Sumption and Yuan Yi Zhu argue that critique of parliamentary process are not important because of the popularity of lockdown policies and the fact that the opposition supported tougher measures.

Jonathan Sumption argues that an attitude of refusing to form opinions due to a claim lack of expertise, as applied by Wagner in the book, contributed to the publics acceptance of restrictions and if applied in the future would result in sacrificing humanity to technocrats. Bush comments that the situations that resulted in "Covid states" is near certain to happen again and that the book is a vital contribution to a debate about how to ensure the next pandemic does not damage the democratic model.

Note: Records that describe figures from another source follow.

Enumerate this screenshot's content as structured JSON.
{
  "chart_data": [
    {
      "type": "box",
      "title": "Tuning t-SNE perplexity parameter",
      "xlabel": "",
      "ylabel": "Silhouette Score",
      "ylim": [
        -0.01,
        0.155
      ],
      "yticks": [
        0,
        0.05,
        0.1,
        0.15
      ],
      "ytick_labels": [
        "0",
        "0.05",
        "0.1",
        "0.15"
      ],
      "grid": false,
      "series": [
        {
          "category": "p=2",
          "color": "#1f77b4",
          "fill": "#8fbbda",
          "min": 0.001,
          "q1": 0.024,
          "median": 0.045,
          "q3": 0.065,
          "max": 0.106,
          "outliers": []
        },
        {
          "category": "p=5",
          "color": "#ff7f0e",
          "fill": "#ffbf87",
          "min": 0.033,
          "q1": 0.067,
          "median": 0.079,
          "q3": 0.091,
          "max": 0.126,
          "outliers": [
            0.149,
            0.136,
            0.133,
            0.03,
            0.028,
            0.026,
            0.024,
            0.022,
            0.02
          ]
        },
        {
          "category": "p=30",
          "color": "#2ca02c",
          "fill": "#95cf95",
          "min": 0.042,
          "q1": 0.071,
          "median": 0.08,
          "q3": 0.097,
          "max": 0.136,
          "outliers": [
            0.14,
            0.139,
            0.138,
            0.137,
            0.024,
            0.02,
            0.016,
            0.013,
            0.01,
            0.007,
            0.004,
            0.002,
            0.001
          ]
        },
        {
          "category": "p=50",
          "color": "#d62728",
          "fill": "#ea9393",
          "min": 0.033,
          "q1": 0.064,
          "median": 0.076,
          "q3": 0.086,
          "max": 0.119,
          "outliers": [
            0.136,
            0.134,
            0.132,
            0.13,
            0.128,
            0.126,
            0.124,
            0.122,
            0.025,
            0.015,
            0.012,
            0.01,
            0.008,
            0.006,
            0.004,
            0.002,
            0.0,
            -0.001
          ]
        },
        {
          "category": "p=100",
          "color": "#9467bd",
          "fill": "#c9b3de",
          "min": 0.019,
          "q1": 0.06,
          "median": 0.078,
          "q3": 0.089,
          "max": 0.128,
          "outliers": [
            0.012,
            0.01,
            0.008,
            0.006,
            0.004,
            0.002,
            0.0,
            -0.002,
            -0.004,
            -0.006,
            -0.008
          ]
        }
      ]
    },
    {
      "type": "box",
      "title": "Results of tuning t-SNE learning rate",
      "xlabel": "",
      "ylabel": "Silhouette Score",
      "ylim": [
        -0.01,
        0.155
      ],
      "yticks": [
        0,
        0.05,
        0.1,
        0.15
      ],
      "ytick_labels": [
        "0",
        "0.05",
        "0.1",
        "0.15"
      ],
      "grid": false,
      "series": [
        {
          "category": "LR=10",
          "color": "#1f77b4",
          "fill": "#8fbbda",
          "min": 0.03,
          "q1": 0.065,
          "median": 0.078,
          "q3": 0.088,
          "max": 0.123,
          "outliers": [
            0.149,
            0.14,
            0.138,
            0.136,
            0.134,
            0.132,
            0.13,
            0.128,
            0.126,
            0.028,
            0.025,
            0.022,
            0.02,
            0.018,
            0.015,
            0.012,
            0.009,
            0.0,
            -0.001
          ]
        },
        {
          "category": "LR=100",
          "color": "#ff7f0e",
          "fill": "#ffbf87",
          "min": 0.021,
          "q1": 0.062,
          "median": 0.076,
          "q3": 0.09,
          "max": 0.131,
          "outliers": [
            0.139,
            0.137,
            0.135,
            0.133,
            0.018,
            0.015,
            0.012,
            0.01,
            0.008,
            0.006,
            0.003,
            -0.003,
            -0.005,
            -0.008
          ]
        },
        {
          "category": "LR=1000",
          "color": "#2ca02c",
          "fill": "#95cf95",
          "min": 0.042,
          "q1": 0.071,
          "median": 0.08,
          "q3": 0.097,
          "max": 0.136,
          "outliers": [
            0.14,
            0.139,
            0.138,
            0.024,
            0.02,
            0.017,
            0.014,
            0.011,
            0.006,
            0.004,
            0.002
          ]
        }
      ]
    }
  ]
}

Robert Low of The Jewish Chronicle says that it is hard to disagree with the books conclusions that the UK came as close to a police state as in living memory.

Quentin Letts, reviewing the book in The Times, said that it did not "quite sing" but made valid points. He comments that Wagner's tone is self-righteous and notes the absence of commentary of the media during the lockdowns who he considers complicit in stricter lockdown measures.